Sin embargo, "Mi hijo me dice, papá" es una historia humana y sanadora, y un punto brillante para el cine vietnamita a principios de 2026.
A pesar de ser su debut como director, Do Quoc Trung eligió audazmente un circo como escenario principal. La película retrata las dificultades de los artistas circenses, quienes enfrentan peligros para perseguir su pasión y ganarse la vida. Aunque su esposa falleció trágicamente durante una función, el Sr. Thai (Kieu Minh Tuan), un funambulista, persevera para mantener a su hijo. Sin embargo, su hijo, Minh (Hao Khang), está pasando por la pubertad y muestra inestabilidad psicológica, incluso contemplando el suicidio. El Sr. Thai intenta todo para tratar a su hijo, desde medicina tradicional y occidental hasta exorcismos, pero su condición no mejora. Cuando encuentra un centro de terapia psicológica aparentemente confiable, el costo es prohibitivo. El Sr. Thai arriesga su vida en un concurso de talentos con la esperanza de ganar el primer premio para pagar el tratamiento de su hijo. Sin embargo, las cosas se descontrolan…
El conflicto y la distancia entre padre e hijo se han explorado en muchas películas, pero "Mi hijo le cuenta a su padre" adopta un enfoque nuevo: explora las dificultades de un artista de circo y la tragedia de tener un familiar que sufre de depresión.
La película rinde homenaje a los artistas de circo al mostrar las bellas y vibrantes imágenes en el escenario durante sus actuaciones, así como el riguroso entrenamiento y los sacrificios que realizan, los cuales no todos comprenden ni comparten. Para el Sr. Thai y su hijo, la muerte de su esposa en un accidente durante una actuación les causó un shock psicológico y un dolor persistente. Esta es también la razón subyacente por la que los pensamientos y acciones de Minh se vuelven cada vez más inestables. Además, las diferencias de personalidad y visión de la vida provocan un distanciamiento entre ambos. El padre es fuerte y no sabe cómo expresar sus sentimientos, solo sabe trabajar para mantener a su hijo, mientras que el hijo es débil y se hiere con facilidad. Ninguno comprende los pensamientos del otro, y mucho menos cómo hablar o confiar el uno en el otro.

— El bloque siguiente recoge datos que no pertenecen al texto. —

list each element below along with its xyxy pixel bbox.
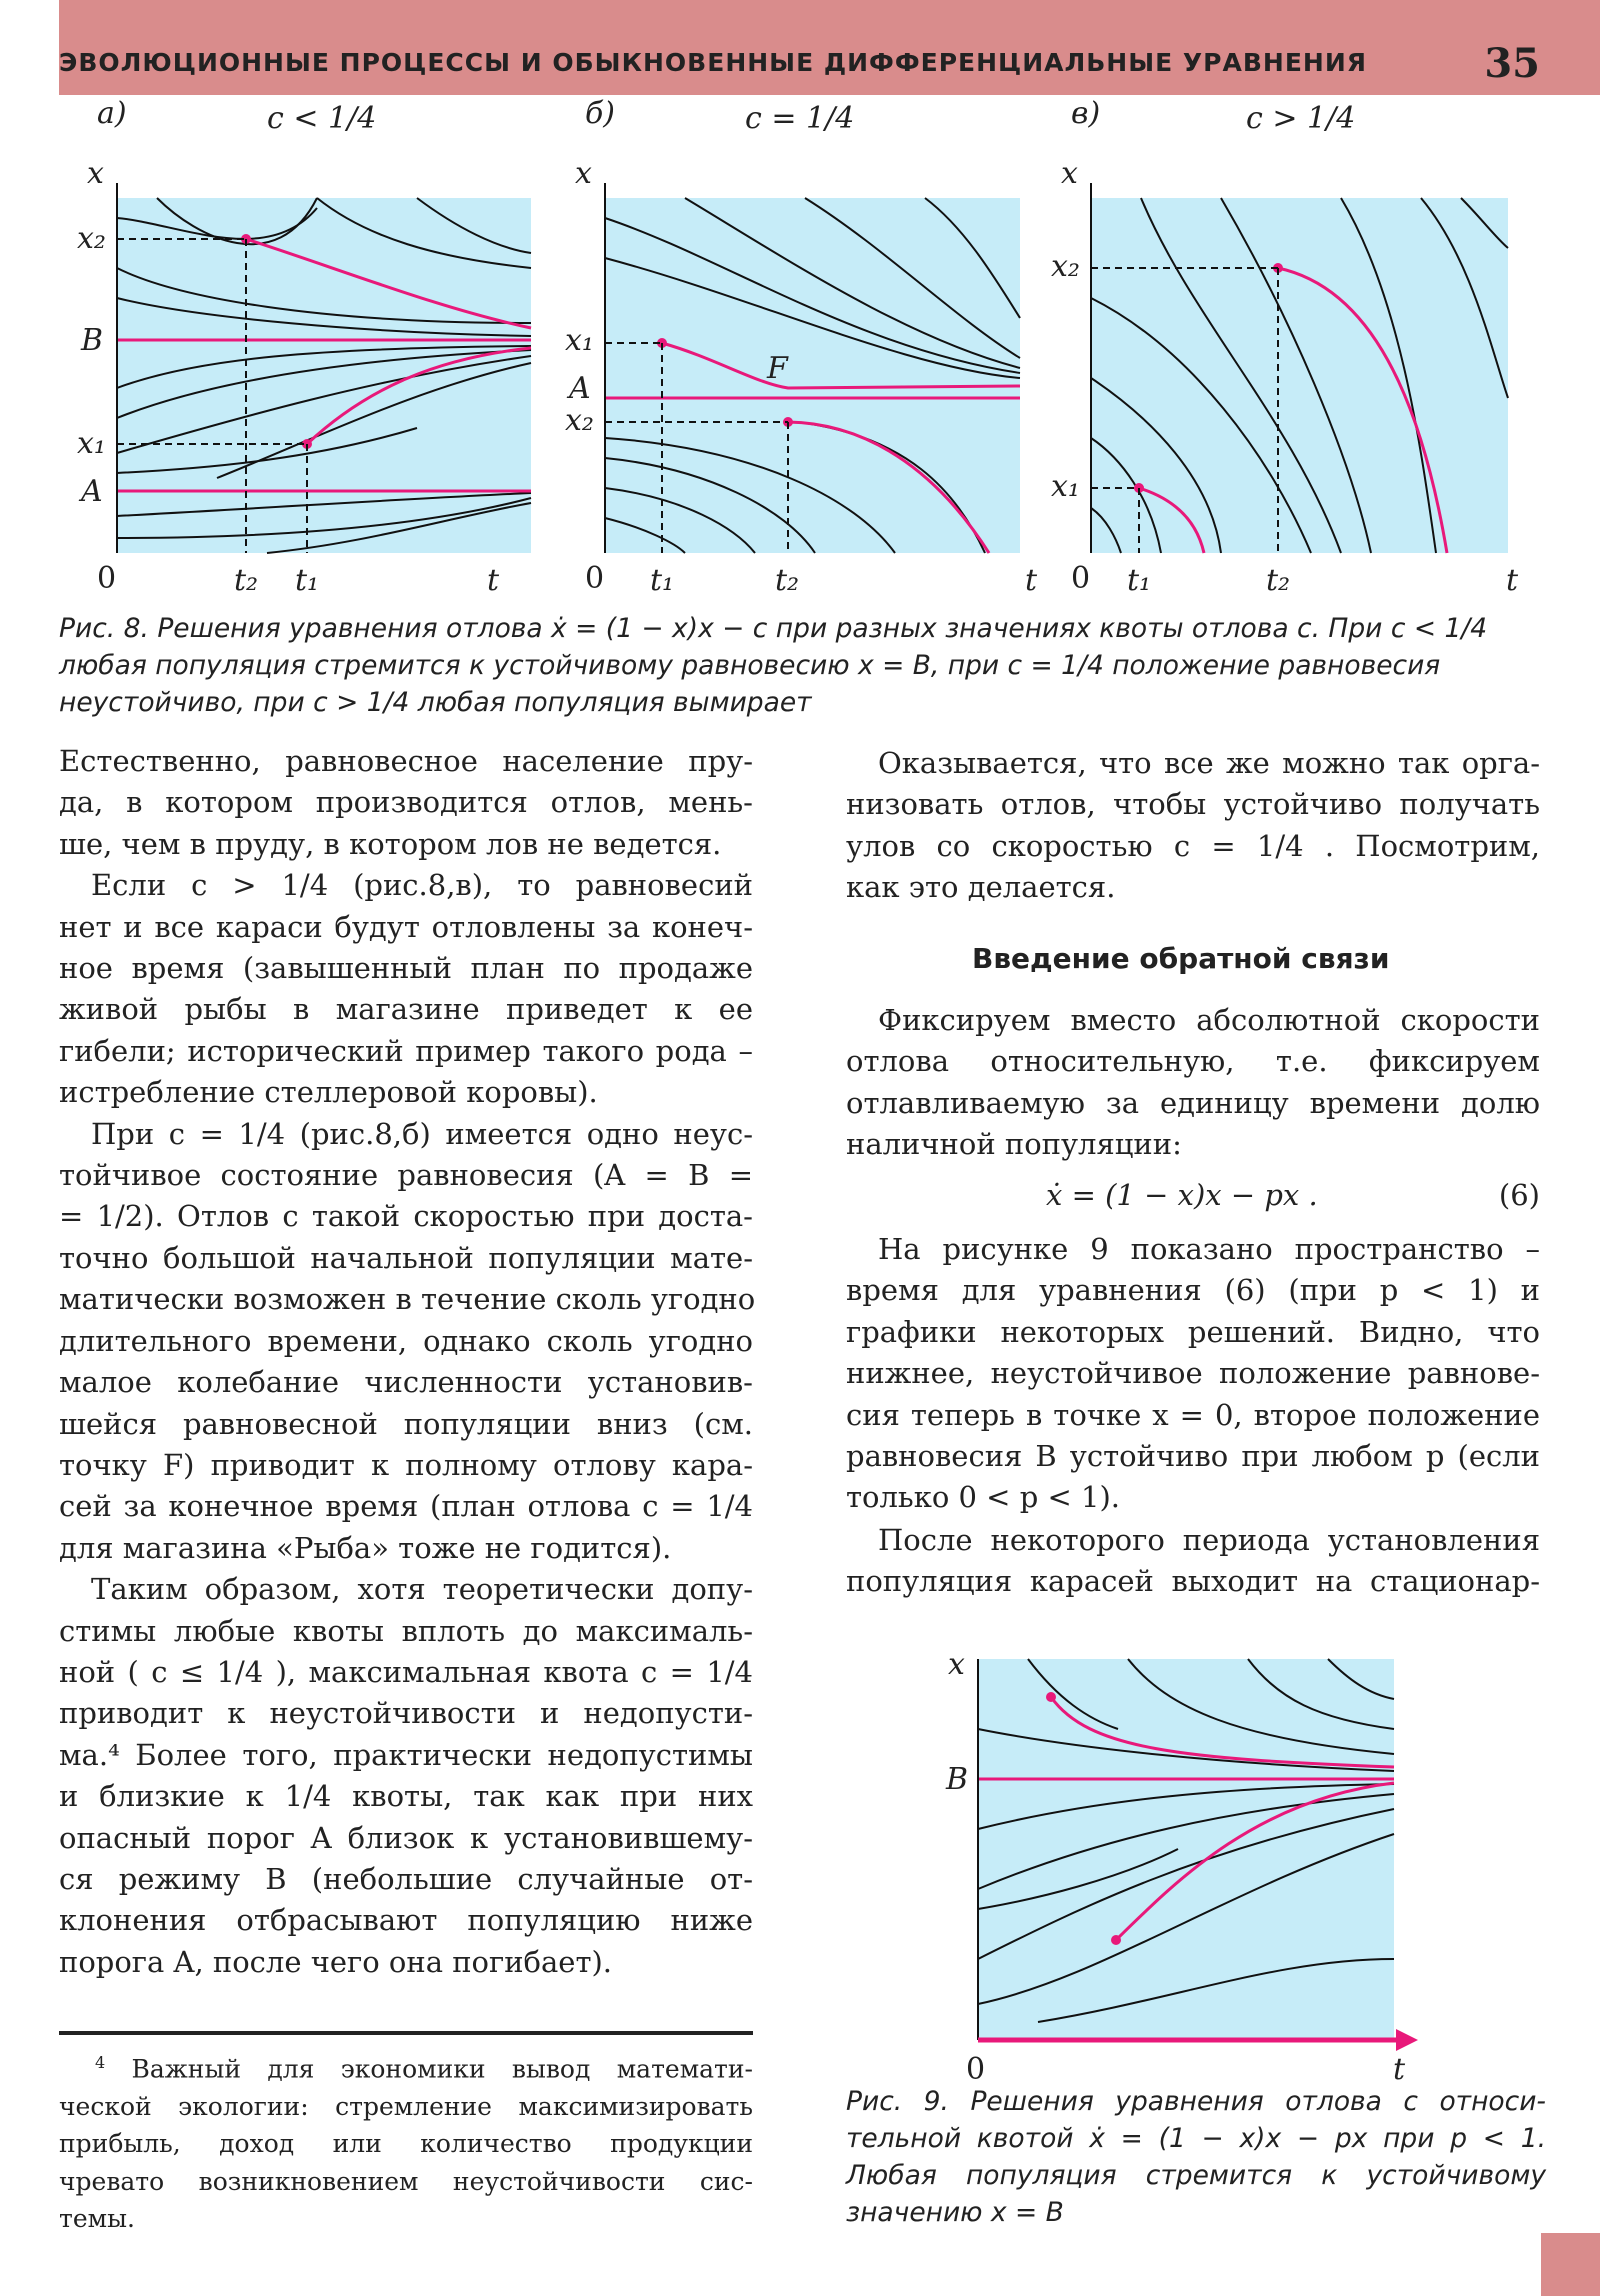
text-line: истребление стеллеровой коровы). [59, 1075, 598, 1110]
footnote-rule [59, 2031, 753, 2035]
text-line: и близкие к 1/4 квоты, так как при них [59, 1779, 753, 1814]
text-line: тойчивое состояние равновесия (A = B = [59, 1158, 753, 1193]
caption-line: значению x = B [846, 2197, 1064, 2228]
text-line: нижнее, неустойчивое положение равнове- [846, 1356, 1540, 1391]
header-band [59, 0, 1600, 95]
text-line: отлавливаемую за единицу времени долю [846, 1085, 1540, 1120]
label-t1: t₁ [295, 563, 320, 598]
footnote-line: ческой экологии: стремление максимизировать [59, 2091, 753, 2121]
text-line: да, в котором производится отлов, мень- [59, 785, 753, 820]
caption-line: тельной квотой ẋ = (1 − x)x − px при p < 1. [846, 2123, 1546, 2154]
text-line: шейся равновесной популяции вниз (см. [59, 1406, 753, 1441]
text-line: улов со скоростью c = 1/4 . Посмотрим, [846, 828, 1540, 863]
text-line: Фиксируем вместо абсолютной скорости [878, 1003, 1540, 1037]
text-line: ной ( c ≤ 1/4 ), максимальная квота c = 1/4 [59, 1654, 753, 1689]
text-line: Таким образом, хотя теоретически допу- [91, 1572, 753, 1607]
page-corner-tab [1541, 2233, 1600, 2296]
text-line: Если c > 1/4 (рис.8,в), то равновесий [91, 868, 753, 903]
fig8-caption [59, 610, 1487, 721]
panel-condition: c = 1/4 [745, 101, 855, 136]
text-line: Оказывается, что все же можно так орга- [878, 746, 1540, 780]
label-x1: x₁ [1051, 469, 1080, 504]
text-line: равновесия B устойчиво при любом p (если [846, 1439, 1540, 1474]
text-line: ся режиму B (небольшие случайные от- [59, 1861, 753, 1896]
label-B: B [946, 1762, 969, 1797]
right-column-p4 [846, 1520, 1540, 1603]
text-line: как это делается. [846, 870, 1116, 905]
label-A: A [81, 474, 103, 509]
section-heading: Введение обратной связи [972, 942, 1390, 975]
text-line: точку F) приводит к полному отлову кара- [59, 1447, 753, 1482]
label-t2: t₂ [775, 563, 800, 598]
label-B: B [81, 323, 104, 358]
text-line: наличной популяции: [846, 1127, 1182, 1162]
fig9-plot [946, 1647, 1406, 2087]
label-zero: 0 [966, 2052, 986, 2087]
text-line: отлова относительную, т.е. фиксируем [846, 1044, 1540, 1079]
label-x2: x₂ [1051, 249, 1080, 284]
footnote-line: чревато возникновением неустойчивости сис- [59, 2166, 753, 2196]
text-line: сия теперь в точке x = 0, второе положение [846, 1397, 1540, 1432]
axis-t-label: t [1025, 563, 1038, 598]
text-line: приводит к неустойчивости и недопусти- [59, 1696, 753, 1731]
text-line: только 0 < p < 1). [846, 1480, 1120, 1515]
caption-line: любая популяция стремится к устойчивому равновесию x = B, при c = 1/4 положение равновесия [59, 650, 1441, 681]
axis-x-label: x [575, 156, 592, 191]
running-title: ЭВОЛЮЦИОННЫЕ ПРОЦЕССЫ И ОБЫКНОВЕННЫЕ ДИФФЕРЕНЦИАЛЬНЫЕ УРАВНЕНИЯ [59, 48, 1368, 77]
text-line: На рисунке 9 показано пространство – [878, 1232, 1540, 1266]
fig8-plot-b [565, 96, 1038, 598]
text-line: порога A, после чего она погибает). [59, 1944, 613, 1979]
text-line: сей за конечное время (план отлова c = 1/4 [59, 1489, 753, 1524]
panel-condition: c < 1/4 [267, 101, 377, 136]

El director crea con maestría el conflicto y lleva la relación al límite, haciendo que el espectador sienta la impotencia y el desconcierto del padre ante el comportamiento y la psicología inusuales de su hijo. En esta historia, todos son más dignos de lástima que culpables. Aunque el Sr. Thai a veces es severo con su hijo, verlo esforzarse incansablemente por salvarlo despierta compasión en todos. En cuanto a Minh, las razones de su comportamiento inusual se revelan gradualmente, lo que permite al espectador comprender mejor la psicología del personaje y el problema generalizado de la depresión en la actualidad.
Lo que conmovió al público fue la relación padre-hijo, meticulosamente plasmada por el director en cada detalle y situación, sin importar las circunstancias. El Sr. Thai lo dio todo por su hijo, y Minh también se esforzó por no ser una carga para su padre. El camino para sanar las heridas estuvo plagado de dificultades, pero tras la dura experiencia, se comprendieron mejor, abriendo así un futuro más prometedor.
Las auténticas interpretaciones de los dos actores principales, Kieu Minh Tuan y Hao Khang, cautivaron al público; los papeles secundarios interpretados por Phuong Thanh, Le Loc, Quoc Khanh, etc., también dejaron una impresión duradera con las personalidades de sus personajes y la representación de las relaciones humanas y la camaradería.
El principal inconveniente de la película es su guion predecible. Si bien la historia es completa, carece de originalidad. Quienes esperen un giro inesperado o un drama intenso no quedarán satisfechos. El final tampoco ofrece explicaciones sobre lo sucedido tras el accidente, dejando a los espectadores con preguntas sin respuesta a pesar de la belleza visual.